# Sqrt limit question

1. Feb 12, 2009

### transgalactic

i need to solve this limit
$$\lim_{x->\infty}\left ( \sqrt{x+\sqrt{x+\sqrt{x}}}-\sqrt{x}\right)$$
i tried
$$\lim_{x->\infty}\left ( \sqrt{x+\sqrt{x+\sqrt{x}}}-\sqrt{x}\right)=\\ \lim_{x->\infty}\left (\frac{\frac{1}{\sqrt{x}}\sqrt{x+\sqrt{x+\sqrt{x}}}-\sqrt{x}}{\frac{1}{\sqrt{x}}} \right)$$
but i get 0/0

??

Last edited: Feb 13, 2009
2. Feb 12, 2009

### Staff: Mentor

Well, 0/0 is not an answer. Put some numbers in and see what you get.
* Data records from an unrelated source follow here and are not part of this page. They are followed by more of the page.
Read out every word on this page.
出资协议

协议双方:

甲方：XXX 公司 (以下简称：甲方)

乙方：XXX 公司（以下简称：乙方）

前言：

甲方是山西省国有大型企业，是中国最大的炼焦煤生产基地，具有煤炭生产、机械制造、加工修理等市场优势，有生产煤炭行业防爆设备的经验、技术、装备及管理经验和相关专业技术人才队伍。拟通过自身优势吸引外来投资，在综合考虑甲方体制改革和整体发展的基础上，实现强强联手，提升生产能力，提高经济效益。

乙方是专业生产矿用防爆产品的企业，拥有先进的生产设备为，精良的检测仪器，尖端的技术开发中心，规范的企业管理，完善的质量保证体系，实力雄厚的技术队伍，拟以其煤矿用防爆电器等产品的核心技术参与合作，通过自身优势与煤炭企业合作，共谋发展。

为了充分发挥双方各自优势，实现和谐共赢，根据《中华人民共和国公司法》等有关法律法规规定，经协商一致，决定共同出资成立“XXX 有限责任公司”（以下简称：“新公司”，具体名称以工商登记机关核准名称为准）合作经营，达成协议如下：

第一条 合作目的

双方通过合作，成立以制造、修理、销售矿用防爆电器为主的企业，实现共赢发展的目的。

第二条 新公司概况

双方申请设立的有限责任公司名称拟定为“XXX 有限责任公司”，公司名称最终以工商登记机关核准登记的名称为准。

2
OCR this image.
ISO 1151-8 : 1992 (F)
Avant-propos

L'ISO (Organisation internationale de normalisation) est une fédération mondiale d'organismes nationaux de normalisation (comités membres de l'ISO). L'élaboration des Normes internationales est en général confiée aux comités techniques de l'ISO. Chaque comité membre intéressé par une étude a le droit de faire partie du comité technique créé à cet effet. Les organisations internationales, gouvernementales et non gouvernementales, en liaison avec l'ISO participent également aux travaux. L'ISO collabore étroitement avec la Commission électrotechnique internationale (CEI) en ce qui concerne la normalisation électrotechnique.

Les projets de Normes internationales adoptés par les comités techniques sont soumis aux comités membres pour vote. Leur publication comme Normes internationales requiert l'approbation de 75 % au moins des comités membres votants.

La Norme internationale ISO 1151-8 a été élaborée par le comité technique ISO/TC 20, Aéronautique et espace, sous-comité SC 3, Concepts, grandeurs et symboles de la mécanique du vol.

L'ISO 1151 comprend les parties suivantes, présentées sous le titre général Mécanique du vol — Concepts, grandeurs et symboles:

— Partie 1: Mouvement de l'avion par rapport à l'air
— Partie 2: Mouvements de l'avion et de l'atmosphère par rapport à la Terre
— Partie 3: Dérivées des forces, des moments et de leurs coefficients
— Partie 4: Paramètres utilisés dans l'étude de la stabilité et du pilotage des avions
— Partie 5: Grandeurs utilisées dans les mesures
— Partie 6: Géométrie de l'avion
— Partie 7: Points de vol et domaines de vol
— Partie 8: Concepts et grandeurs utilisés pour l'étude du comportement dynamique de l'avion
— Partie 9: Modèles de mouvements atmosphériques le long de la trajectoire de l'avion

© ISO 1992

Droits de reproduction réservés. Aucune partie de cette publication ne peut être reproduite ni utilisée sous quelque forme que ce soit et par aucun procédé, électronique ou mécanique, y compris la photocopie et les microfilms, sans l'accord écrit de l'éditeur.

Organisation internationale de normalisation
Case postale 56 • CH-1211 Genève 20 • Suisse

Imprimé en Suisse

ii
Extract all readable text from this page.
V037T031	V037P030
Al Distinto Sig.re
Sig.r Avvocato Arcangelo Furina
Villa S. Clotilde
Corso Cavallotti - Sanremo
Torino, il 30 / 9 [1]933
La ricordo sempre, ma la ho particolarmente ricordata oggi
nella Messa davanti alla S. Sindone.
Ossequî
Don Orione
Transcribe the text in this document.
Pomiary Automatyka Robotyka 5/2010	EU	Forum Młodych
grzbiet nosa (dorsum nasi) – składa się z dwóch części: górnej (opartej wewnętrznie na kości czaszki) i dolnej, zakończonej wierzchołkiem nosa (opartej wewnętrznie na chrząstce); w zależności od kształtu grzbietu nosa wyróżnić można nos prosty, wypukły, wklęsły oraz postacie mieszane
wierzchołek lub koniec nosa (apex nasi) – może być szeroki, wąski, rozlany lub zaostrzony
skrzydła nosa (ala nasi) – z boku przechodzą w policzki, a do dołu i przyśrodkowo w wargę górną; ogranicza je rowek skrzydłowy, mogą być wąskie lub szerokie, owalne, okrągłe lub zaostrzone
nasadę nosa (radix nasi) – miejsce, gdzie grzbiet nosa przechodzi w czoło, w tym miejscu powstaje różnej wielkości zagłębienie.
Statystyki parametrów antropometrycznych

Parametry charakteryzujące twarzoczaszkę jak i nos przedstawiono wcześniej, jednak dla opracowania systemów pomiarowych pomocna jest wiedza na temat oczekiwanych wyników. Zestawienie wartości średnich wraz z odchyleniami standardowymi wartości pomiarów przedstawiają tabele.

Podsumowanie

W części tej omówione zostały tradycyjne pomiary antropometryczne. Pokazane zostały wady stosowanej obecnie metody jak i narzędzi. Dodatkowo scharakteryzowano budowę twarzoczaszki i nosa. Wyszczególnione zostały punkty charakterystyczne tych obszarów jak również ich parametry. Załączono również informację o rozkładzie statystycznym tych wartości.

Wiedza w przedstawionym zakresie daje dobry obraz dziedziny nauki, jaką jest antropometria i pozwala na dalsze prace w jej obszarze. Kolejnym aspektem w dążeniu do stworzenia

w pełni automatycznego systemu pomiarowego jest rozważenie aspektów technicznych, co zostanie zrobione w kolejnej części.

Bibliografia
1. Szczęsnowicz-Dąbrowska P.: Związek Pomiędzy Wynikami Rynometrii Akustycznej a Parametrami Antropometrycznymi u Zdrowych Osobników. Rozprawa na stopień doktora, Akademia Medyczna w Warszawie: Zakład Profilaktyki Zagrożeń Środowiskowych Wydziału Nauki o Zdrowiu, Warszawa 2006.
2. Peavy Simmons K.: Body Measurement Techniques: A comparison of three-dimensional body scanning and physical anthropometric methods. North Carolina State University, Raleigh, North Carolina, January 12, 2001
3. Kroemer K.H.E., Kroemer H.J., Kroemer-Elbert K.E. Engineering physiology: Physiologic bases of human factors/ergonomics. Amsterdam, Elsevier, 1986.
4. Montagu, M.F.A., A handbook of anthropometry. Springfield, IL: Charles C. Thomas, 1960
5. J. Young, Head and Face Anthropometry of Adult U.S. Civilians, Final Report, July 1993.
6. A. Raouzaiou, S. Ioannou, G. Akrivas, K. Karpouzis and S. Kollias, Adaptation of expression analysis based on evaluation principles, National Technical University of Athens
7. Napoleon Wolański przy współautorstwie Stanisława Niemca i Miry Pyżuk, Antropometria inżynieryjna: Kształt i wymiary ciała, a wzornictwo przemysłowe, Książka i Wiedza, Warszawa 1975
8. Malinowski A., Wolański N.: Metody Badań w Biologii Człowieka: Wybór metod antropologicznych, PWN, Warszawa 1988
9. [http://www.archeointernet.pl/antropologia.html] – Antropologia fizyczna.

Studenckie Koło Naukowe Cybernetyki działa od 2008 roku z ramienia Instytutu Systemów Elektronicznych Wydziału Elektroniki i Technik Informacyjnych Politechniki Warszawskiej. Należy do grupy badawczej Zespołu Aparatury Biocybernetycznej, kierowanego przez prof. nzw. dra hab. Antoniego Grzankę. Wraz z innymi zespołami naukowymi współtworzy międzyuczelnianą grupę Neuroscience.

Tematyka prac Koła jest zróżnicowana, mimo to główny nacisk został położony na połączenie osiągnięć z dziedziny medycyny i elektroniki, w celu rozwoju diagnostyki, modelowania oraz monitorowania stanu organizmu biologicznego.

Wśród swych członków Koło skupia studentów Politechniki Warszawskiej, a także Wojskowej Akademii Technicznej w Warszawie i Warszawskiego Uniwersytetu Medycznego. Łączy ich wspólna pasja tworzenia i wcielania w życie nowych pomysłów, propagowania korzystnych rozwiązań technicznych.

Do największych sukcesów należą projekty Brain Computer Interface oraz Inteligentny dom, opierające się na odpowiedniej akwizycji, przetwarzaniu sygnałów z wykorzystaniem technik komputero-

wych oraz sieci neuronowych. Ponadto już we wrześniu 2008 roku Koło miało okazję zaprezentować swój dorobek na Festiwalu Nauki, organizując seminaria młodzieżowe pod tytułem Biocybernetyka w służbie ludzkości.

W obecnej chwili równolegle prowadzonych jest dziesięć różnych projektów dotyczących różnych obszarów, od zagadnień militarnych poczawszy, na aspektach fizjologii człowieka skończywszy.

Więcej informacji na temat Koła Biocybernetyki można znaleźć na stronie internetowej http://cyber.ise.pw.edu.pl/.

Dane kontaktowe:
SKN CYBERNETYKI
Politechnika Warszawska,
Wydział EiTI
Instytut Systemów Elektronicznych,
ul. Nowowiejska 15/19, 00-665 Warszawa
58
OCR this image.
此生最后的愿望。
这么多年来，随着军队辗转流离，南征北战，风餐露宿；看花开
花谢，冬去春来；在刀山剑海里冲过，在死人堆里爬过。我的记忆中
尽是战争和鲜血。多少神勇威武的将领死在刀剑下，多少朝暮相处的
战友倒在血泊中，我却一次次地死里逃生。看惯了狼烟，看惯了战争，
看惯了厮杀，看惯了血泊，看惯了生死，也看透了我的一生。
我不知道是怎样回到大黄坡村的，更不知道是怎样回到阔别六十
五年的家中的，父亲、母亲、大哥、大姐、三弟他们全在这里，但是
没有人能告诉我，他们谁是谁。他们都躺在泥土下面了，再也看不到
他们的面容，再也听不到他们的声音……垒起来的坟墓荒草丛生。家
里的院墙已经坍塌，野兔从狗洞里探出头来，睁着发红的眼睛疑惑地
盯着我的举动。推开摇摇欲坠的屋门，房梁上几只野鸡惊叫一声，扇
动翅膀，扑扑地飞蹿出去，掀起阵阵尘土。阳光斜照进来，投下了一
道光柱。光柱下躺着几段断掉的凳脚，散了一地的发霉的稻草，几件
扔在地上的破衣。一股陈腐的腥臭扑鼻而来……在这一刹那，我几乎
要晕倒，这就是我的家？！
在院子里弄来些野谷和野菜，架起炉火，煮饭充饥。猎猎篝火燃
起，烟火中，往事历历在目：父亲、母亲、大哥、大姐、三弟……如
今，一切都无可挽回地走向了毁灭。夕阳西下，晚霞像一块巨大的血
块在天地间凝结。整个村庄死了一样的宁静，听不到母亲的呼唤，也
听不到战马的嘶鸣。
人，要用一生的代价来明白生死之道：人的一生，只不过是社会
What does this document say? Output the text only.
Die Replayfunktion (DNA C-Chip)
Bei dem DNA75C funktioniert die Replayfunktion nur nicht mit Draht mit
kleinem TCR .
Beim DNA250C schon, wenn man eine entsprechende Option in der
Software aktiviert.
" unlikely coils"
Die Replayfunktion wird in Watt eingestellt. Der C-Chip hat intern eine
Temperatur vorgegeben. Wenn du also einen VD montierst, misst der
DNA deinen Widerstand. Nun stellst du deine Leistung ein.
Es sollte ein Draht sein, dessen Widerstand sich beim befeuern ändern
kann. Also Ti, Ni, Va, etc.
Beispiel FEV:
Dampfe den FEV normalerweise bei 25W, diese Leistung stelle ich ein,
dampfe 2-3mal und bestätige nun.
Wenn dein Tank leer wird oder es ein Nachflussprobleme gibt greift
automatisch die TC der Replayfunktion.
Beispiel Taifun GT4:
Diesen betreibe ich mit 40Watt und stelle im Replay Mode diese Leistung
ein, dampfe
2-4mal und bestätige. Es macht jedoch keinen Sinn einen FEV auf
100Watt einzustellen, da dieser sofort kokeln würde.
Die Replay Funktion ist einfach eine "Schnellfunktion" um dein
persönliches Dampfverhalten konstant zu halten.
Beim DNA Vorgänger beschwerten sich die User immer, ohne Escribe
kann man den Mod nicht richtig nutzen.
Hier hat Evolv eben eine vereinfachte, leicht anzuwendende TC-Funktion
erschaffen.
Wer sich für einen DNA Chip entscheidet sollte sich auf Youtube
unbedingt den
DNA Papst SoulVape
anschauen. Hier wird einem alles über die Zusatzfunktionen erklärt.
That will at least give you an idea of what the limit might be.

3. Feb 13, 2009

### transgalactic

i agree that 0/0 is not an answer
how to solve it?

4. Feb 13, 2009

### HallsofIvy

That looks to me like a candidate for "rationalizing" Write it as
$$\frac{\left ( \sqrt{x+\sqrt{x+\sqrt{x}}}-\sqrt{x}\right)}{1}$$
and multiply both numerator and denominator by
$$\left ( \sqrt{x+\sqrt{x+\sqrt{x}}}+\sqrt{x}\right)$$

You will get
$$\frac{x+ \sqrt{x+\sqrt{x}}- x}{\sqrt{x+\sqrt{x+\sqrt{x}}}+\sqrt{x}}[/itex] Now use the standard "trick" when x is going to infinity: divide both numerator and denominator by the highest power of x, here $\sqrt{x}$, so every x is moved to the denominator: [tex]\frac{\sqrt{1+ \sqrt{1/x}}}{\sqrt{1+ \sqrt{(1/x)+ \sqrt{1/x^2}}}+ 1}$$

As x goes to infinity, each of those fractions goes to 0.